Jun 10, 2001
I mean air tight, squeaky clean fit.
So it looks like there is no seam...
I just am having a real challenge getting it on double guards right now.
Could really use some help in this area. It's the little tricks that sometimes make all the difference in the finished blade.

What sould I be thinking about (RE: fit) or looking for before I even start a blade?

Is there a level of approach to the overall process?:rolleyes:
Robert, I make my slots a little over-sized, slide it in place and press the gap closed. This doesnt work for the new nickel silver we are getting now as it will crack. It sure works good on brass copper and mild steel. It fits so tight that I have to use a hammer to remove it. It will have to be ground straight again but the whole process only takes a couple minutes.
The blade has to be flat and parallel. If the flats at the ricasso/tang area are not flat, then you won't get a slot with parallel sides (in its slot) to fit tight.

Make a press fitting tool out of aluminum or very dense wood that you can pound the guard on, and back off if it doesn't fit right.

A micrometer really helps in determining the proper thickness of your slot.

Don't use dinky files to clean up your slot, grind big files down enough that they'll fit into the slot for better control without flex.

Practice, practice, practice....:)

It starts here...either get one of these or make your own. It is a file guide from Uncle Al's at


Ninety-five bucks may sound expensive until you figure this is squared on four sides, machined then hardened. Believe me, it is worth every penny. This sucker is true!

You have to start with squared, flat shoulders. I try to radius the inside with a round file but the shoulders are flat. This is the starting point for a good fit. Then comes the slot.

C Wilkins
Now I know absolutely nothing about fitting a guard to a blade but there must be some way to make a template that is accurate. What about using a sheet of dead soft material like lead to get a tight slot?
Basic rules include sanding the barstock flat before you begin to grind, avoid grinding a radius in the guard/bolster area, get a tight fit if you are doing a slotted guard or flatten out the backs of the bolsters if using bolsters, After drilling pin holes deburr holes where they meet the mating surface, install pins with gentle taps at first then take a great big hammer and finish the job.

Most bolster or guard fit problems can be cured by dry fitting everything first and filing carefully to achieve a perfect dry fit.
I forgot one point that Craig nailed. Get a filing fixture!

I have that same one...A2 @ 62RC only gets polished a little from the files. It is absolutely square.

As Craig said, a radiused junction of the tang to ricasso is better, as it will be less of a stress point if the shoulders are round instead of square.

All the other advice is great too.

Good luck,
I know you won't like to hear this

I've worked with a couple of machinists and a pile of good model makers, they all say prety much the same thing, "hold the file straight, and practice, practice, practice."

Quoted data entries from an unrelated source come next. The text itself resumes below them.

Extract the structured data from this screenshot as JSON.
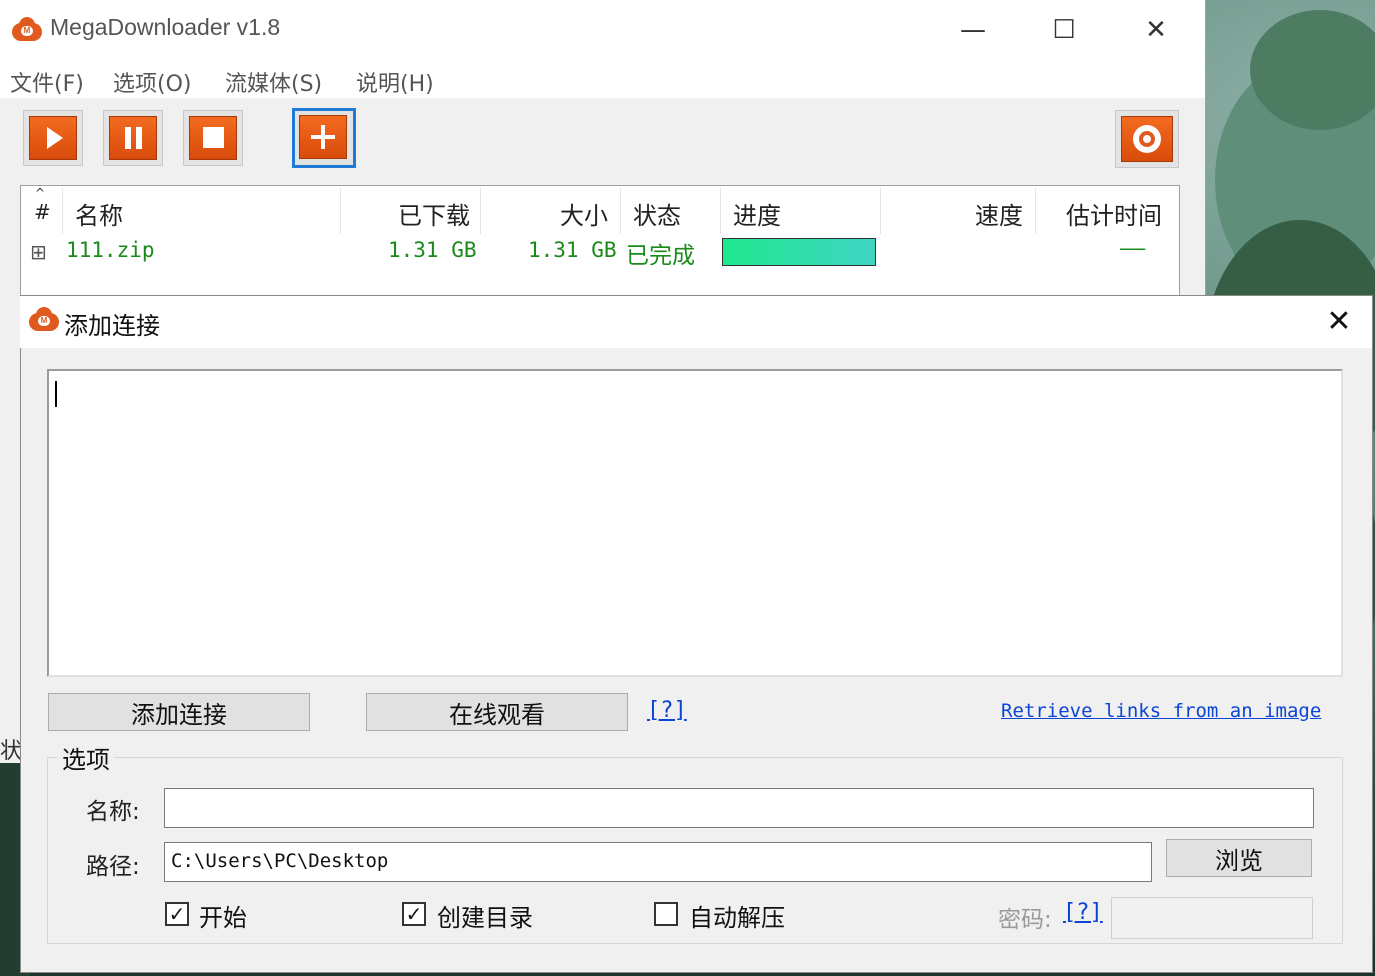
{
  "window": {
    "title": "MegaDownloader v1.8",
    "icon": "mega-cloud-icon",
    "minimize_symbol": "—",
    "maximize_symbol": "☐",
    "close_symbol": "✕"
  },
  "menu": {
    "items": [
      "文件(F)",
      "选项(O)",
      "流媒体(S)",
      "说明(H)"
    ]
  },
  "toolbar": {
    "buttons": [
      {
        "name": "play",
        "icon": "play-icon"
      },
      {
        "name": "pause",
        "icon": "pause-icon"
      },
      {
        "name": "stop",
        "icon": "stop-icon"
      },
      {
        "name": "add",
        "icon": "plus-icon",
        "selected": true
      }
    ],
    "settings_icon": "gear-icon"
  },
  "download_list": {
    "columns": [
      "#",
      "名称",
      "已下载",
      "大小",
      "状态",
      "进度",
      "速度",
      "估计时间"
    ],
    "rows": [
      {
        "expander": "⊞",
        "name": "111.zip",
        "downloaded": "1.31 GB",
        "size": "1.31 GB",
        "status": "已完成",
        "progress": 1.0,
        "speed": "",
        "eta": "——"
      }
    ]
  },
  "status_bar_fragment": "状",
  "add_link_dialog": {
    "title": "添加连接",
    "close_symbol": "✕",
    "links_text": "",
    "add_button": "添加连接",
    "watch_online_button": "在线观看",
    "help_link": "[?]",
    "retrieve_link": "Retrieve links from an image",
    "options": {
      "group_label": "选项",
      "name_label": "名称:",
      "name_value": "",
      "path_label": "路径:",
      "path_value": "C:\\Users\\PC\\Desktop",
      "browse_button": "浏览",
      "start_label": "开始",
      "start_checked": true,
      "create_dir_label": "创建目录",
      "create_dir_checked": true,
      "auto_extract_label": "自动解压",
      "auto_extract_checked": false,
      "password_label": "密码:",
      "password_help": "[?]",
      "password_value": ""
    }
  },
  "colors": {
    "accent_orange": "#e05a1f",
    "status_green": "#1a8a1a",
    "link_blue": "#0b44d6",
    "progress_start": "#1ee88e",
    "progress_end": "#3fd4c4"
  }
}
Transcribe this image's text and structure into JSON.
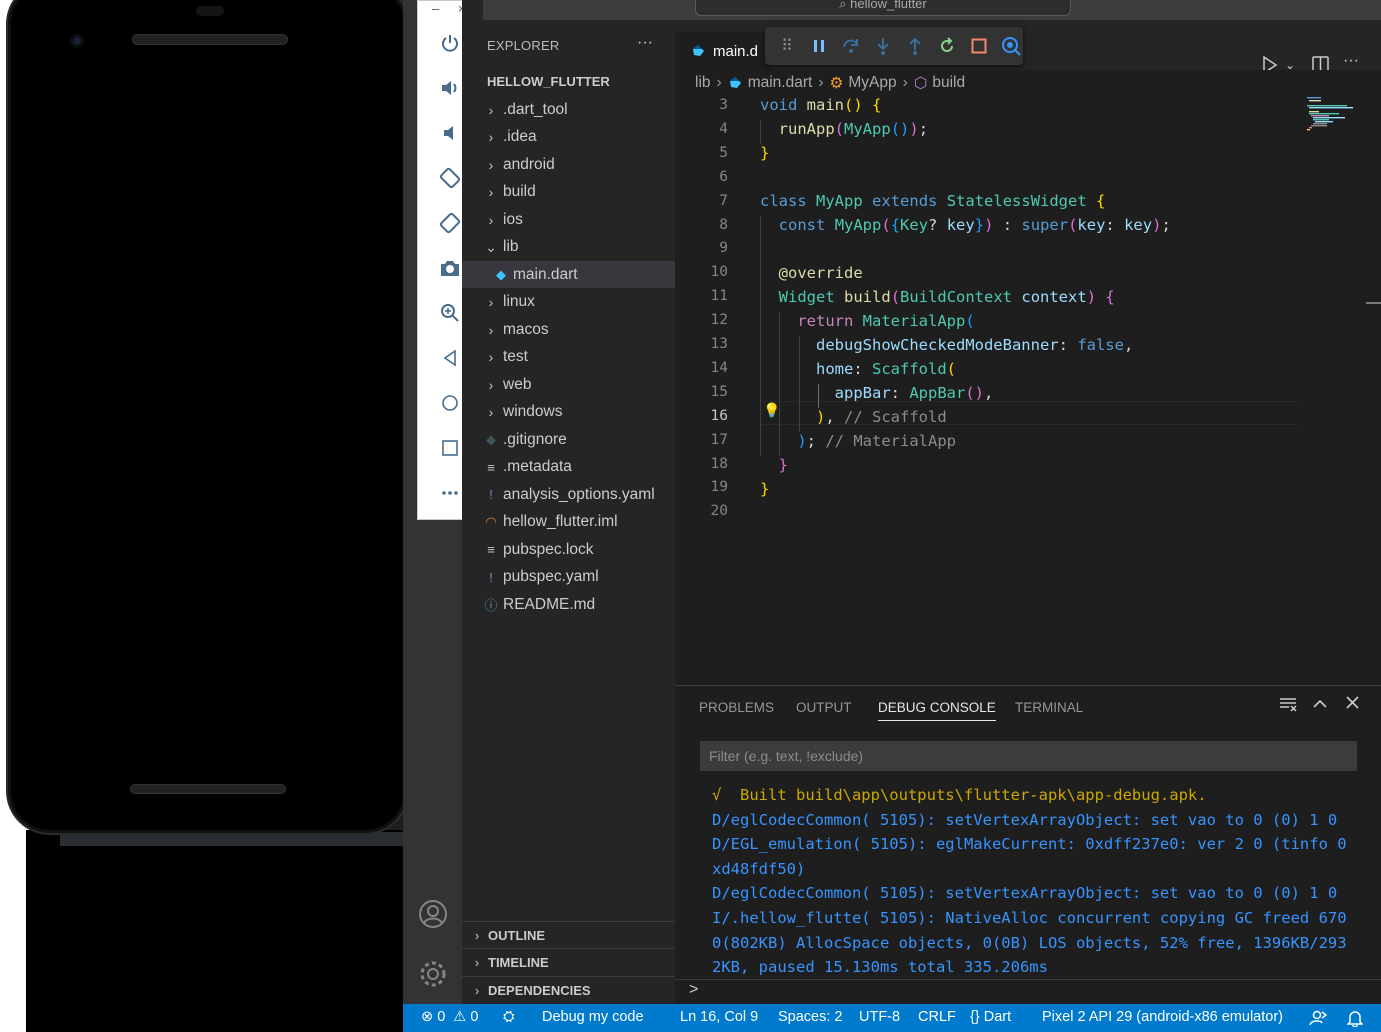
{
  "emulator": {
    "toolbar_buttons": [
      "power-icon",
      "volume-up-icon",
      "volume-down-icon",
      "rotate-left-icon",
      "rotate-right-icon",
      "camera-icon",
      "zoom-icon",
      "back-icon",
      "home-icon",
      "overview-icon",
      "more-icon"
    ],
    "minimize": "–",
    "close": "×"
  },
  "titlebar": {
    "search": "hellow_flutter"
  },
  "sidebar": {
    "title": "EXPLORER",
    "more": "···",
    "project": "HELLOW_FLUTTER",
    "items": [
      {
        "label": ".dart_tool",
        "type": "folder"
      },
      {
        "label": ".idea",
        "type": "folder"
      },
      {
        "label": "android",
        "type": "folder"
      },
      {
        "label": "build",
        "type": "folder"
      },
      {
        "label": "ios",
        "type": "folder"
      },
      {
        "label": "lib",
        "type": "folder-open"
      },
      {
        "label": "main.dart",
        "type": "dart"
      },
      {
        "label": "linux",
        "type": "folder"
      },
      {
        "label": "macos",
        "type": "folder"
      },
      {
        "label": "test",
        "type": "folder"
      },
      {
        "label": "web",
        "type": "folder"
      },
      {
        "label": "windows",
        "type": "folder"
      },
      {
        "label": ".gitignore",
        "type": "git"
      },
      {
        "label": ".metadata",
        "type": "text"
      },
      {
        "label": "analysis_options.yaml",
        "type": "yaml"
      },
      {
        "label": "hellow_flutter.iml",
        "type": "rss"
      },
      {
        "label": "pubspec.lock",
        "type": "text"
      },
      {
        "label": "pubspec.yaml",
        "type": "yaml"
      },
      {
        "label": "README.md",
        "type": "info"
      }
    ],
    "sections": [
      "OUTLINE",
      "TIMELINE",
      "DEPENDENCIES"
    ]
  },
  "editor": {
    "tab": "main.d",
    "breadcrumb": [
      "lib",
      "main.dart",
      "MyApp",
      "build"
    ],
    "line_numbers": [
      "3",
      "4",
      "5",
      "6",
      "7",
      "8",
      "9",
      "10",
      "11",
      "12",
      "13",
      "14",
      "15",
      "16",
      "17",
      "18",
      "19",
      "20"
    ],
    "active_line": "16"
  },
  "panel": {
    "tabs": [
      "PROBLEMS",
      "OUTPUT",
      "DEBUG CONSOLE",
      "TERMINAL"
    ],
    "active_tab": "DEBUG CONSOLE",
    "filter_placeholder": "Filter (e.g. text, !exclude)",
    "console_lines": [
      "√  Built build\\app\\outputs\\flutter-apk\\app-debug.apk.",
      "D/eglCodecCommon( 5105): setVertexArrayObject: set vao to 0 (0) 1 0",
      "D/EGL_emulation( 5105): eglMakeCurrent: 0xdff237e0: ver 2 0 (tinfo 0",
      "xd48fdf50)",
      "D/eglCodecCommon( 5105): setVertexArrayObject: set vao to 0 (0) 1 0",
      "I/.hellow_flutte( 5105): NativeAlloc concurrent copying GC freed 670",
      "0(802KB) AllocSpace objects, 0(0B) LOS objects, 52% free, 1396KB/293",
      "2KB, paused 15.130ms total 335.206ms"
    ],
    "prompt": ">"
  },
  "statusbar": {
    "errors": "0",
    "warnings": "0",
    "debug": "Debug my code",
    "position": "Ln 16, Col 9",
    "spaces": "Spaces: 2",
    "encoding": "UTF-8",
    "eol": "CRLF",
    "language": "Dart",
    "device": "Pixel 2 API 29 (android-x86 emulator)"
  },
  "colors": {
    "statusbar": "#007acc",
    "activity": "#333333",
    "sidebar": "#252526",
    "editor": "#1e1e1e"
  }
}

after a couple of weeks(8 hours a day) you'll get the hang of it.

failures are only bad if we fail to learn from them
Flatten every side on you guard stock that needs to be true. Bring the frount side, side closest to the blade to your desired finish.
Spray it with layout die and scribe on the cross section dimentions of the area of the blade you are fitting it to.
Drill and file out the slot so that it just about sides into place but do not go outside your layout marks (guard location to end of tang should have a slight tapper).
Protect the blade with some leather and secure it in your vice and drive the guard into position using a brass bar as a drift, if the guard is brass us a lead drift.
Unless you tilted you file and didn't file square the fit will be air tight.
Great advice:D
Thanks all.
I do have a couple qestions though.
What do you use to squease the gap closed?

You are right I am using skinny little files that flex. Time to make some dedicated tools...

You guys are right on the mark as usual.
I've set it on it's side on the anvil horn, and hit it with a big hammer. If this dosn't work, try moving metal into the hole with a ball pien hammer. you'll have to clean up the marks but you'll have a second chance.